Malheureux ! je ne te croyais que socinien, j’avais des armes pour te combattre, mais je vois bien que tu es athée, et dès que ton cœur se refuse à l’immensité des preuves authentiques que nous recevons chaque jour de l’existence du créateur, je n’ai plus rien à te dire. On ne rend point la lumière à un aveugle.

LE MORIBOND.

Mon ami, conviens d’un fait : c’est que celui des deux qui l’est le plus doit assurément être plutôt celui qui se met un bandeau que celui qui se l’arrache. Tu édifies, tu inventes, tu multiplies : moi je détruis, je simplifie.
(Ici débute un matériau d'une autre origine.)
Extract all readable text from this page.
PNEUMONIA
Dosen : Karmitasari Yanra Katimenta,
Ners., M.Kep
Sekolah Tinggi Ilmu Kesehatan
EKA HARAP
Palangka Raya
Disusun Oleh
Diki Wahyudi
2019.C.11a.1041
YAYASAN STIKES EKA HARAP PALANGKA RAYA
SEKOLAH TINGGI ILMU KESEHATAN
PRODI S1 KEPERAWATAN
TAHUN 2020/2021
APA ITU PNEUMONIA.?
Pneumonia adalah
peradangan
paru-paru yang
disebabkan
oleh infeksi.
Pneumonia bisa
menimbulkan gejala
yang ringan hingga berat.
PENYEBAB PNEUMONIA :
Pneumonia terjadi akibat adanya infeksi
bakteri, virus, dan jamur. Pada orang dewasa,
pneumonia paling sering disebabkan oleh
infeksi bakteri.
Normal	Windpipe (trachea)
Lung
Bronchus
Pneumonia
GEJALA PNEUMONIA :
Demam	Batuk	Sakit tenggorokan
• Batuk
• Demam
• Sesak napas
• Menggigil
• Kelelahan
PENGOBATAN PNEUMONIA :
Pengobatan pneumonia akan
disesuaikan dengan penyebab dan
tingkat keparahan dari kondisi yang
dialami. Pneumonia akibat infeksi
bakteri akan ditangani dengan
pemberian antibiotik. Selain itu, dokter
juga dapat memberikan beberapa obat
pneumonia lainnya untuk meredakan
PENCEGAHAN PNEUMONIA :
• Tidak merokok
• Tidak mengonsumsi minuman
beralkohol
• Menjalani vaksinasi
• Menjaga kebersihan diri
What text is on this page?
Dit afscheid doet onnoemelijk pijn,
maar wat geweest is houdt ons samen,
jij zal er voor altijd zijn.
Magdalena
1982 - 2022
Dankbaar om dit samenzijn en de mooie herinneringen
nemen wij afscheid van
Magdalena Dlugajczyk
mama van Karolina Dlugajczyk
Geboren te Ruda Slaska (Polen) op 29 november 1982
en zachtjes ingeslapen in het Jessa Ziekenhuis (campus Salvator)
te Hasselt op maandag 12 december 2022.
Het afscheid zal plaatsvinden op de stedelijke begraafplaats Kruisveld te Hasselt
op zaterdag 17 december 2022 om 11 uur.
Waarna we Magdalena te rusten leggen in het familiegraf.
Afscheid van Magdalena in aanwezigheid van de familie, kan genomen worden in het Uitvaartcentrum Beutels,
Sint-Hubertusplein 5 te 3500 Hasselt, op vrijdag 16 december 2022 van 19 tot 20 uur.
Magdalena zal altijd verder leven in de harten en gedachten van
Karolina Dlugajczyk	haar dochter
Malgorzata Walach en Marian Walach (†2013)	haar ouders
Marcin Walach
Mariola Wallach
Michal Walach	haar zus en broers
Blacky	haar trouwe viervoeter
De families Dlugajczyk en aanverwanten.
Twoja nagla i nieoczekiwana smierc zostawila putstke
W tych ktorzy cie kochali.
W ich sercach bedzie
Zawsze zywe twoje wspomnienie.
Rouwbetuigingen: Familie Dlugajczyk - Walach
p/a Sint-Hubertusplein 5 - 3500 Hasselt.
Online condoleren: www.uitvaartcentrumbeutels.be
Tu ajoutes erreurs sur erreurs : moi je les combats toutes. Lequel de nous deux est l’aveugle ?

LE PRÊTRE.

Vous ne croyez donc point en Dieu ?

LE MORIBOND.

Non. Et cela par une raison bien simple : c’est qu’il est parfaitement impossible de croire ce qu’on ne comprend pas. Entre la compréhension et la foi, il doit exister des rapports immédiats ; la compréhension est le premier aliment de la foi ; où la compréhension n’agit point, la foi est morte, et ceux qui, dans tel cas, prétendraient en avoir, en imposent. Je te défie toi-même de croire au dieu que tu me prêches, parce que tu ne saurais me le démontrer, parce qu’il n’est pas en toi de me le définir, que par conséquent tu ne le comprends pas, que, dès que tu ne le comprends pas, tu ne peux plus m’en fournir aucun argument raisonnable, et qu’en un mot tout ce qui est au-dessus des bornes de l’esprit humain, est ou chimère ou inutilité ; que ton dieu ne pouvant être que l’une ou l’autre de ces choses, dans le premier cas je serais un fou d’y croire, un imbécile dans le le second.

Mon ami, prouve-moi l’inertie de la matière, et je t’accorderai le créateur ; prouve-moi que la nature ne se suffit pas à elle-même, et je te permettrai de lui supposer un maître.